Di Wu, PhD, assistant professor at the University of North Carolina at Chapel Hill School of Dentistry and research assistant professor at the UNC-CH Gillings School of Public Health, is a co-corresponding author and statistical bioinformatician in a research paper on two novel techniques for identifying risk genes, published in Nature Genetics journal.
Genome-wide association studies (GWAS) have identified many disease-associated loci. In each of the loci, there are many non-randomly associated single nucleotide polymorphisms (SNPs), or a variation in the single base pair in a DNA sequence. SNPs are the most common type of genetic variation among people. Each of the SNPs in its locus could be the functional SNP (fSNP), or the SNP which is proven to influence gene function.
However, theoretically, there is only one fSNP in each of these loci. Due to this complexity, it is one of the greatest challenges in genetics to be able to identify the fSNPs from the vast numbers of disease-associated, non-coding SNPs. Even when a fSNP is known, it is still quite difficult to define the mechanisms of how the risk gene is regulated.

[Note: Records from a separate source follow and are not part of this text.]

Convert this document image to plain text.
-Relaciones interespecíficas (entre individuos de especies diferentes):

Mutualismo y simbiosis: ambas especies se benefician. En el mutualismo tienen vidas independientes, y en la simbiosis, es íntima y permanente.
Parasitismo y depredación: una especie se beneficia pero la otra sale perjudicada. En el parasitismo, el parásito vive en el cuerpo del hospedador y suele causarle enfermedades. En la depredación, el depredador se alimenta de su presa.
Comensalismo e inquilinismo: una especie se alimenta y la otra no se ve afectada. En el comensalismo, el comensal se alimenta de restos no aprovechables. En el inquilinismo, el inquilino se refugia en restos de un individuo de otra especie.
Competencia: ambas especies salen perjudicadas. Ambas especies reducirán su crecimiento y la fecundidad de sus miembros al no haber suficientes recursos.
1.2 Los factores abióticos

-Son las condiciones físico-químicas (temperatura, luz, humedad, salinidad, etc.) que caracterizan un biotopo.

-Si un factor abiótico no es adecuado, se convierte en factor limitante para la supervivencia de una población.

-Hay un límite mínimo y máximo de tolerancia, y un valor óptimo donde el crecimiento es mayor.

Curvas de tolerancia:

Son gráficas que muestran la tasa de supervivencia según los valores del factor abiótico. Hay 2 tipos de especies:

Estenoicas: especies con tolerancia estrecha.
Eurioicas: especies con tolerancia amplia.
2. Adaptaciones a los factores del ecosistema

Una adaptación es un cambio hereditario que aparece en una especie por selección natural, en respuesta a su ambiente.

“To meet this challenge, in this manuscript accepted to Nature Genetics, we present two novel techniques,” said Wu. “The first is fSNP-seq (functional single nucleotide polymorphism-next generation sequencing). It is an experimental approach specifically designed to identify functional SNPs (fSNP) in an unbiased high throughput (HTP) screen based on GWAS data.”

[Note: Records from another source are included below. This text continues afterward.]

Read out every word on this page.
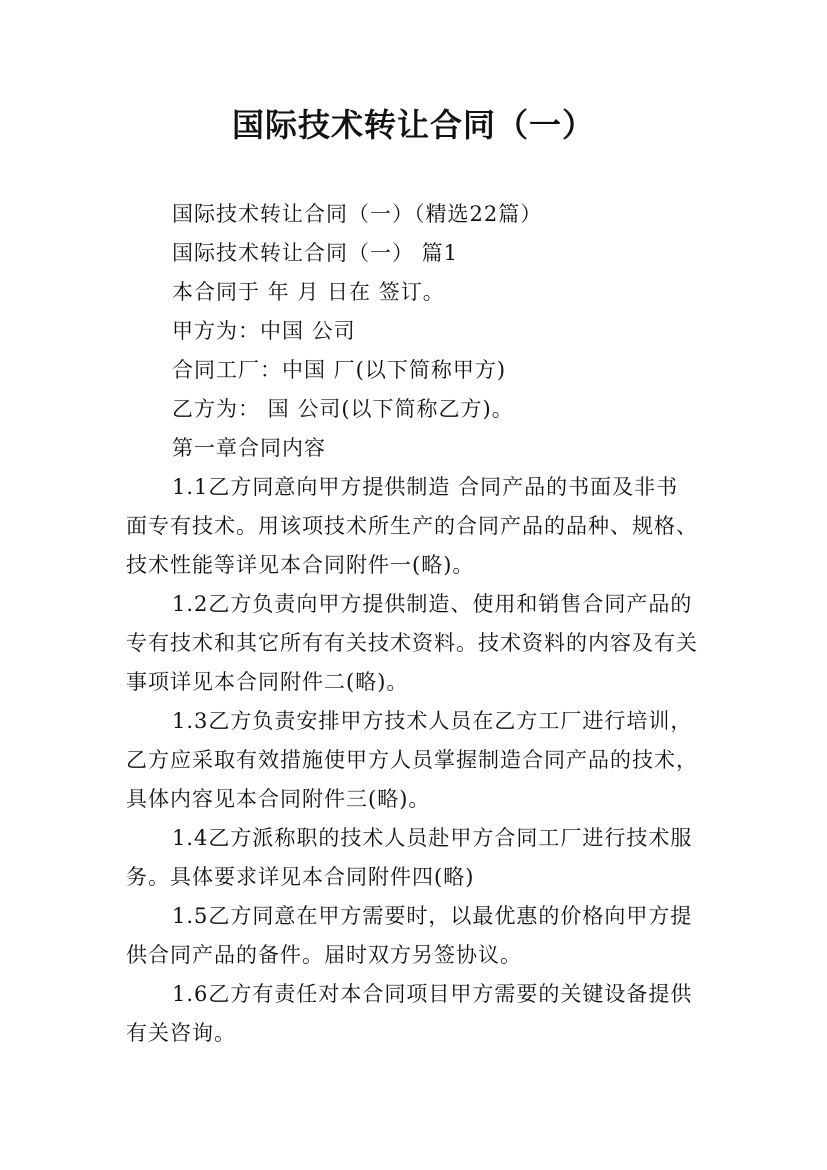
国际技术转让合同（一）
国际技术转让合同（一）（精选22篇）
国际技术转让合同（一） 篇1
本合同于 年 月 日在 签订。
甲方为：中国 公司
合同工厂：中国 厂(以下简称甲方)
乙方为： 国 公司(以下简称乙方)。
第一章合同内容
1.1乙方同意向甲方提供制造 合同产品的书面及非书
面专有技术。用该项技术所生产的合同产品的品种、规格、
技术性能等详见本合同附件一(略)。
1.2乙方负责向甲方提供制造、使用和销售合同产品的
专有技术和其它所有有关技术资料。技术资料的内容及有关
事项详见本合同附件二(略)。
1.3乙方负责安排甲方技术人员在乙方工厂进行培训，
乙方应采取有效措施使甲方人员掌握制造合同产品的技术，
具体内容见本合同附件三(略)。
1.4乙方派称职的技术人员赴甲方合同工厂进行技术服
务。具体要求详见本合同附件四(略)
1.5乙方同意在甲方需要时，以最优惠的价格向甲方提
供合同产品的备件。届时双方另签协议。
1.6乙方有责任对本合同项目甲方需要的关键设备提供
有关咨询。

“The second is FREP-MS (Flanking Restriction Enhanced DNA pulldown-mass spectrometry) that is specifically designed to identify the regulatory proteins or protein complex that bind to the fSNPs in a semi-high throughput way.”
The stepwise application of these two techniques will help researchers understand how a disease-associated rick gene is regulated, enabling them to build a regulation network using existing bioinformatics, protein-protein interaction database, KEGG pathway and co-expression data in the disease tissues. As a result, researchers will be able to identify the best target to develop a precision drug.

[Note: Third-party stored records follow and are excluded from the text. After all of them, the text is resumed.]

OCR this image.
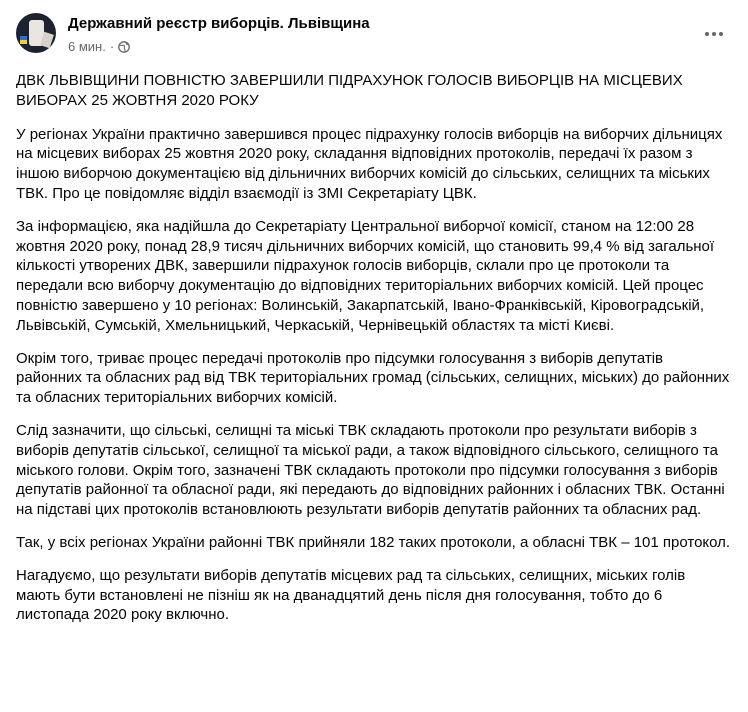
Державний реєстр виборців. Львівщина
6 мин. ·

ДВК ЛЬВІВЩИНИ ПОВНІСТЮ ЗАВЕРШИЛИ ПІДРАХУНОК ГОЛОСІВ ВИБОРЦІВ НА МІСЦЕВИХ ВИБОРАХ 25 ЖОВТНЯ 2020 РОКУ

У регіонах України практично завершився процес підрахунку голосів виборців на виборчих дільницях на місцевих виборах 25 жовтня 2020 року, складання відповідних протоколів, передачі їх разом з іншою виборчою документацією від дільничних виборчих комісій до сільських, селищних та міських ТВК. Про це повідомляє відділ взаємодії із ЗМІ Секретаріату ЦВК.

За інформацією, яка надійшла до Секретаріату Центральної виборчої комісії, станом на 12:00 28 жовтня 2020 року, понад 28,9 тисяч дільничних виборчих комісій, що становить 99,4 % від загальної кількості утворених ДВК, завершили підрахунок голосів виборців, склали про це протоколи та передали всю виборчу документацію до відповідних територіальних виборчих комісій. Цей процес повністю завершено у 10 регіонах: Волинській, Закарпатській, Івано-Франківській, Кіровоградській, Львівській, Сумській, Хмельницький, Черкаській, Чернівецькій областях та місті Києві.

Окрім того, триває процес передачі протоколів про підсумки голосування з виборів депутатів районних та обласних рад від ТВК територіальних громад (сільських, селищних, міських) до районних та обласних територіальних виборчих комісій.

Слід зазначити, що сільські, селищні та міські ТВК складають протоколи про результати виборів з виборів депутатів сільської, селищної та міської ради, а також відповідного сільського, селищного та міського голови. Окрім того, зазначені ТВК складають протоколи про підсумки голосування з виборів депутатів районної та обласної ради, які передають до відповідних районних і обласних ТВК. Останні на підставі цих протоколів встановлюють результати виборів депутатів районних та обласних рад.

Так, у всіх регіонах України районні ТВК прийняли 182 таких протоколи, а обласні ТВК – 101 протокол.

Нагадуємо, що результати виборів депутатів місцевих рад та сільських, селищних, міських голів мають бути встановлені не пізніш як на дванадцятий день після дня голосування, тобто до 6 листопада 2020 року включно.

Since this is a genetic profile screening process, a large amount of sequencing data has been generated and used to identify fSNPs, and a sophisticated computational pipeline has been developed by Wu. The project is led by Gang Li and Peter Nigrovic at the Brigham and Women’s Hospital and Harvard Medical School.
The full research paper can be read in the July issue of Nature Genetics or online.